SALOMÓN Y LA HECHICERA

Y esto declaró esa dama árabe:

—Cuando bajo la loca luna, anoche,

sobre un colchón de hierba reposaba

con el gran Salomón entre mis brazos,

de repente grité en idioma extraño

que no era el suyo ni el mío.

                                                 Quien entendió

lo que quiera que dije, suspiré,

canté, aullé, maullé, ladré, bramé,

rebuzné, relinché, cacareé,

a ello replicó: “Un gallo joven

cantó desde una rama de manzano

trescientos años antes de la Caída

y nunca volvió a cantar más hasta hoy,

y no lo hubiera hecho si no es porque pensó,

unidos ya el Azar y la Elección,

que todo lo que trajo la manzana

malhechora y este mundo vil

habían muerto por fin.
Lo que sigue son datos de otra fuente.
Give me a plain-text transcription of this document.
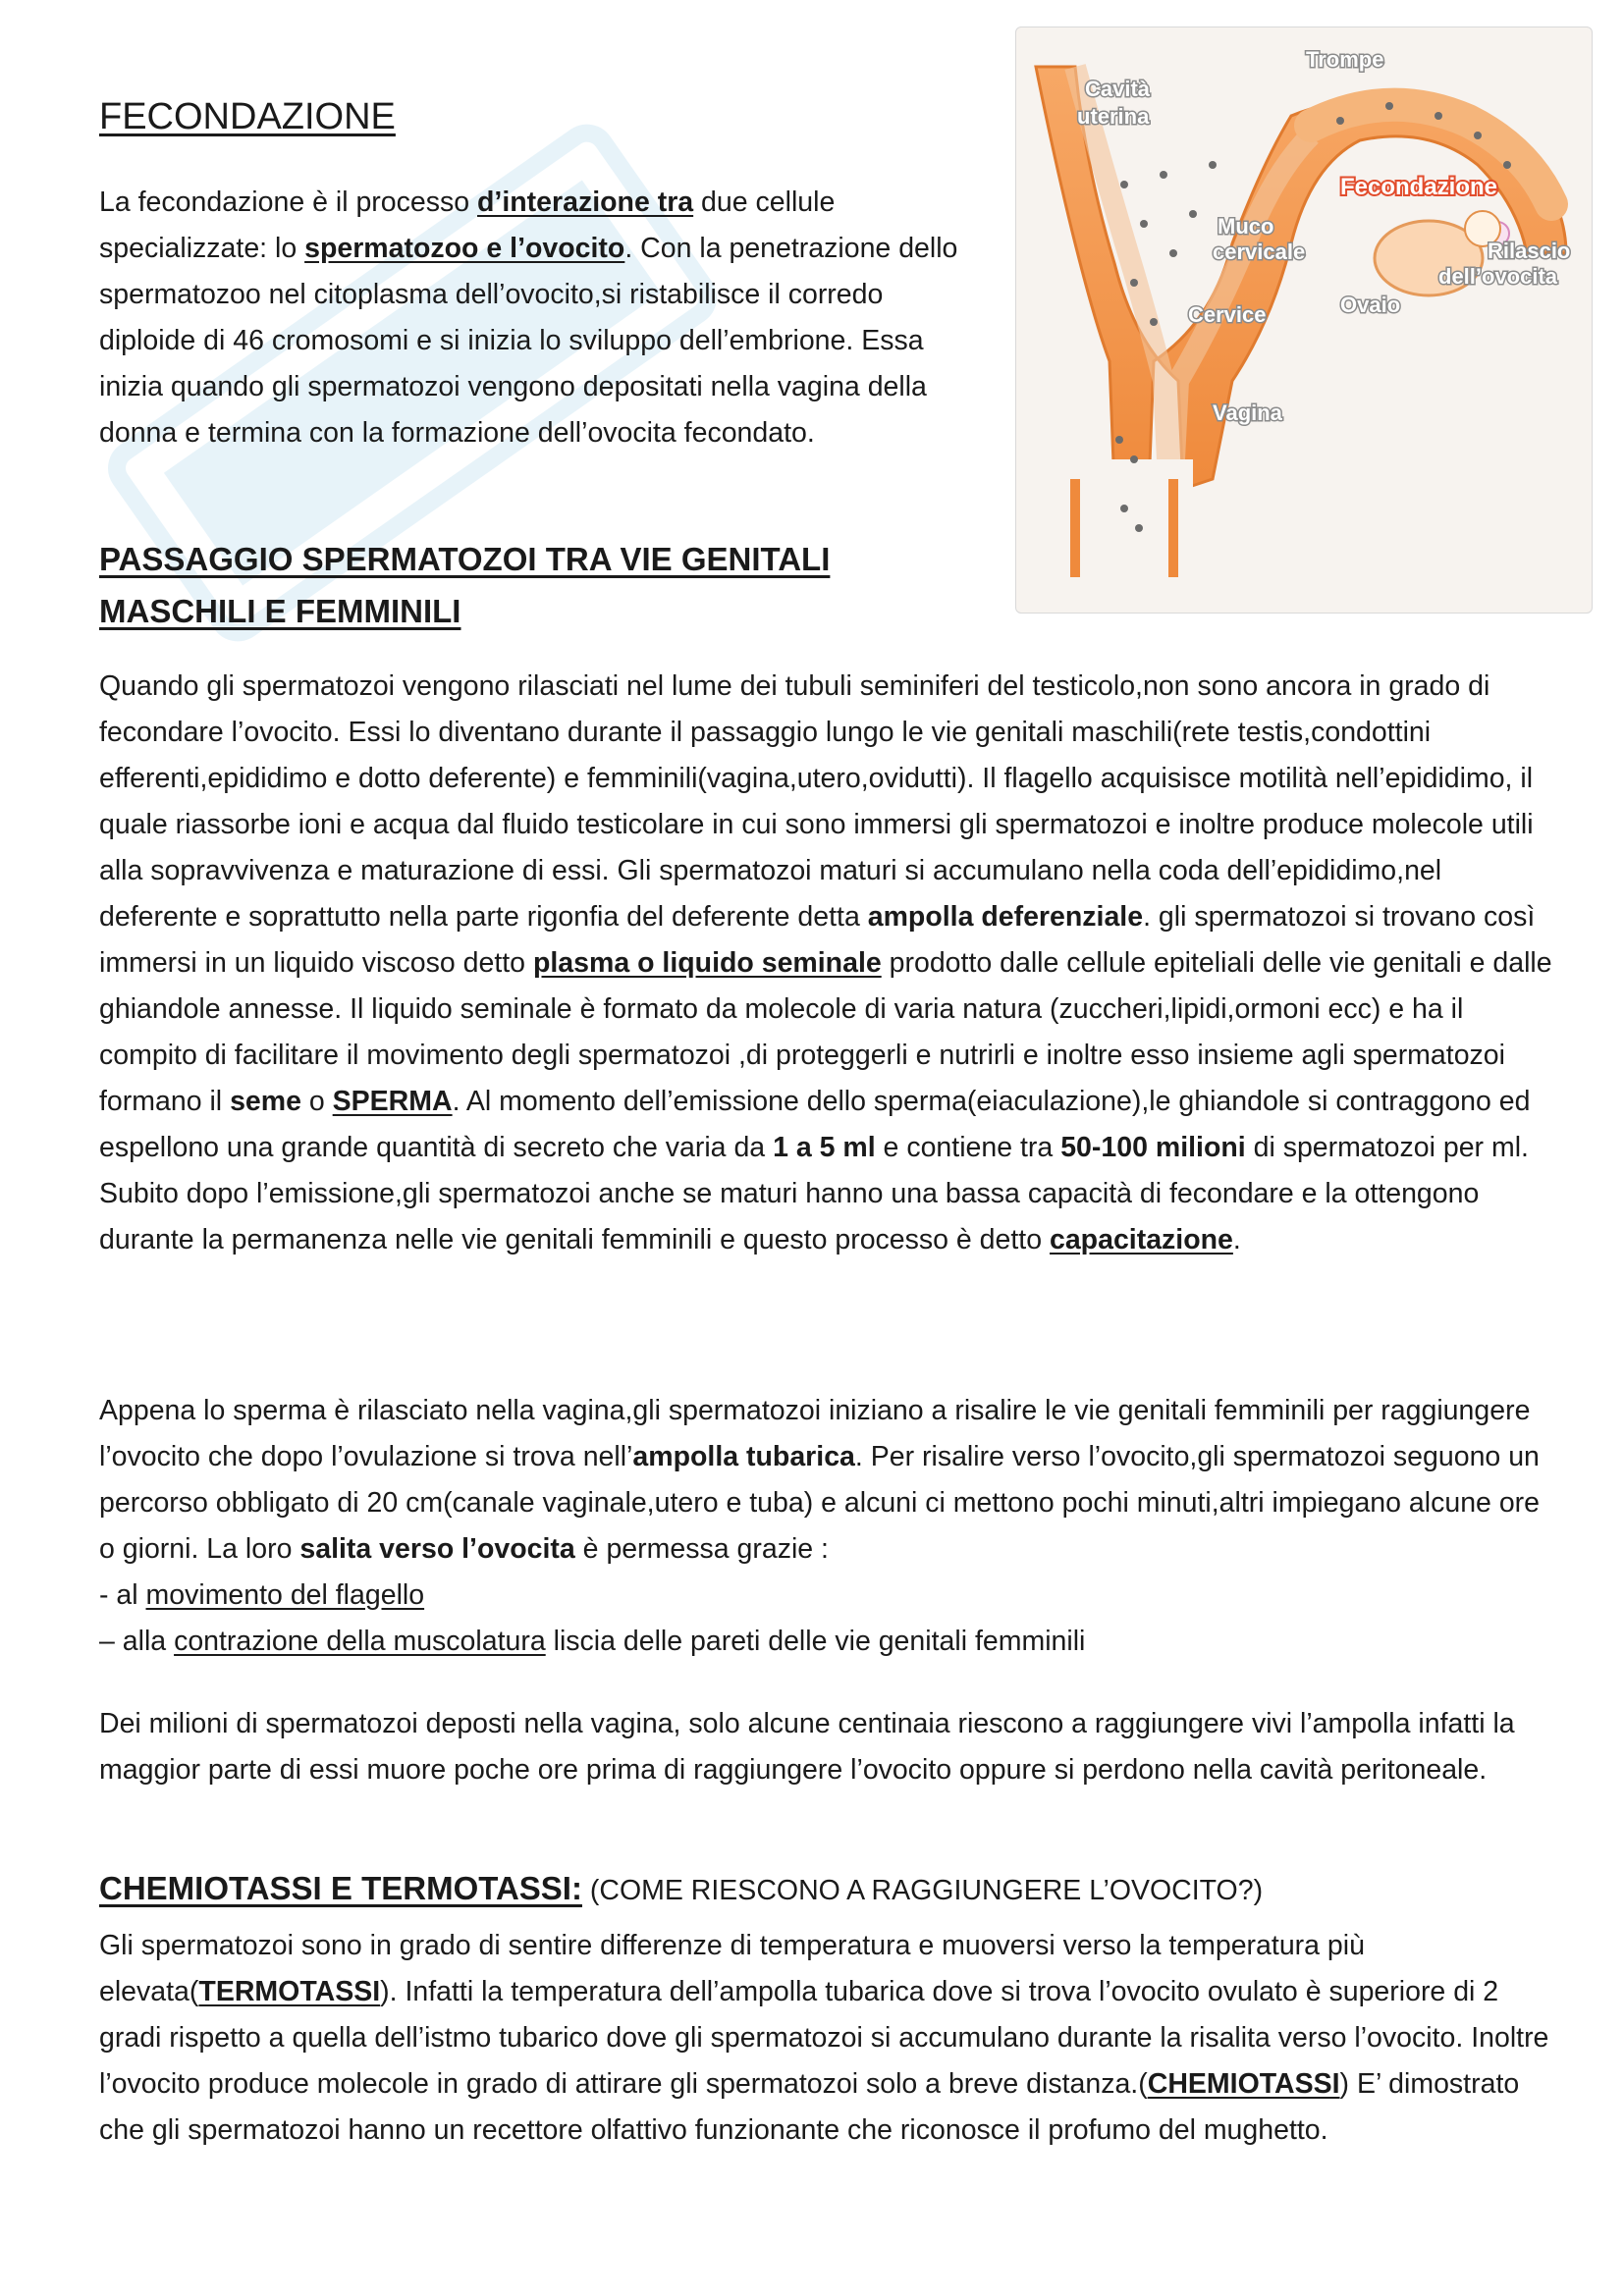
FECONDAZIONE

La fecondazione è il processo d’interazione tra due cellule specializzate: lo spermatozoo e l’ovocito. Con la penetrazione dello spermatozoo nel citoplasma dell’ovocito,si ristabilisce il corredo diploide di 46 cromosomi e si inizia lo sviluppo dell’embrione. Essa inizia quando gli spermatozoi vengono depositati nella vagina della donna e termina con la formazione dell’ovocita fecondato.

PASSAGGIO SPERMATOZOI TRA VIE GENITALI
MASCHILI E FEMMINILI

Quando gli spermatozoi vengono rilasciati nel lume dei tubuli seminiferi del testicolo,non sono ancora in grado di fecondare l’ovocito. Essi lo diventano durante il passaggio lungo le vie genitali maschili(rete testis,condottini efferenti,epididimo e dotto deferente) e femminili(vagina,utero,ovidutti). Il flagello acquisisce motilità nell’epididimo, il quale riassorbe ioni e acqua dal fluido testicolare in cui sono immersi gli spermatozoi e inoltre produce molecole utili alla sopravvivenza e maturazione di essi. Gli spermatozoi maturi si accumulano nella coda dell’epididimo,nel deferente e soprattutto nella parte rigonfia del deferente detta ampolla deferenziale. gli spermatozoi si trovano così immersi in un liquido viscoso detto plasma o liquido seminale prodotto dalle cellule epiteliali delle vie genitali e dalle ghiandole annesse. Il liquido seminale è formato da molecole di varia natura (zuccheri,lipidi,ormoni ecc) e ha il compito di facilitare il movimento degli spermatozoi ,di proteggerli e nutrirli e inoltre esso insieme agli spermatozoi formano il seme o SPERMA. Al momento dell’emissione dello sperma(eiaculazione),le ghiandole si contraggono ed espellono una grande quantità di secreto che varia da 1 a 5 ml e contiene tra 50-100 milioni di spermatozoi per ml. Subito dopo l’emissione,gli spermatozoi anche se maturi hanno una bassa capacità di fecondare e la ottengono durante la permanenza nelle vie genitali femminili e questo processo è detto capacitazione.

Appena lo sperma è rilasciato nella vagina,gli spermatozoi iniziano a risalire le vie genitali femminili per raggiungere l’ovocito che dopo l’ovulazione si trova nell’ampolla tubarica. Per risalire verso l’ovocito,gli spermatozoi seguono un percorso obbligato di 20 cm(canale vaginale,utero e tuba) e alcuni ci mettono pochi minuti,altri impiegano alcune ore o giorni. La loro salita verso l’ovocita è permessa grazie :
- al movimento del flagello
– alla contrazione della muscolatura liscia delle pareti delle vie genitali femminili

Dei milioni di spermatozoi deposti nella vagina, solo alcune centinaia riescono a raggiungere vivi l’ampolla infatti la maggior parte di essi muore poche ore prima di raggiungere l’ovocito oppure si perdono nella cavità peritoneale.

CHEMIOTASSI E TERMOTASSI: (COME RIESCONO A RAGGIUNGERE L’OVOCITO?)

Gli spermatozoi sono in grado di sentire differenze di temperatura e muoversi verso la temperatura più elevata(TERMOTASSI). Infatti la temperatura dell’ampolla tubarica dove si trova l’ovocito ovulato è superiore di 2 gradi rispetto a quella dell’istmo tubarico dove gli spermatozoi si accumulano durante la risalita verso l’ovocito. Inoltre l’ovocito produce molecole in grado di attirare gli spermatozoi solo a breve distanza.(CHEMIOTASSI) E’ dimostrato che gli spermatozoi hanno un recettore olfattivo funzionante che riconosce il profumo del mughetto.

Cavità uterina
Trompe
Ovaio
Cervice
Muco cervicale	Rilascio dell’ovocita
Vagina
Fecondazione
Quien cacareó

que había acabado la Eternidad

creyó que nuevamente la anunciaba,

que aunque tenga el amor ojos de araña

para hallar el dolor más apropiado

—sí, aunque vea toda la pasión—

a cada nervio, y pone a prueba a un amante

con crueldades de Elección y de Azar;

y cuando acaba ese asesinato

quizá el lecho nupcial traiga la angustia

pues cada cual trae una imagen que imagina

y allí halla una imagen real.

El mundo acaba cuando estas dos cosas,

aunque varias, son una única luz

cuando arden unidas mecha y aceite;

por tanto una bendita luna anoche

le dio a Salomón su Saba.

—Pero el mundo permanece.

                                                  —Si es así,

tu gallo nos halló en lugar erróneo,

mas pensó que tenía que cantar.

Quizá una imagen sea fuerte en demasía

o tal vez no lo sea lo suficiente.

Ha caído la noche; ningún ruido

se oye en el sagrado bosquecillo

si no es el de los pétalos que caen;

ninguna vista humana se contempla

si no es la hierba blanda en que yacimos;

y la luna enloquece por minutos.

¡Oh, Salomón, volvamos a intentarlo!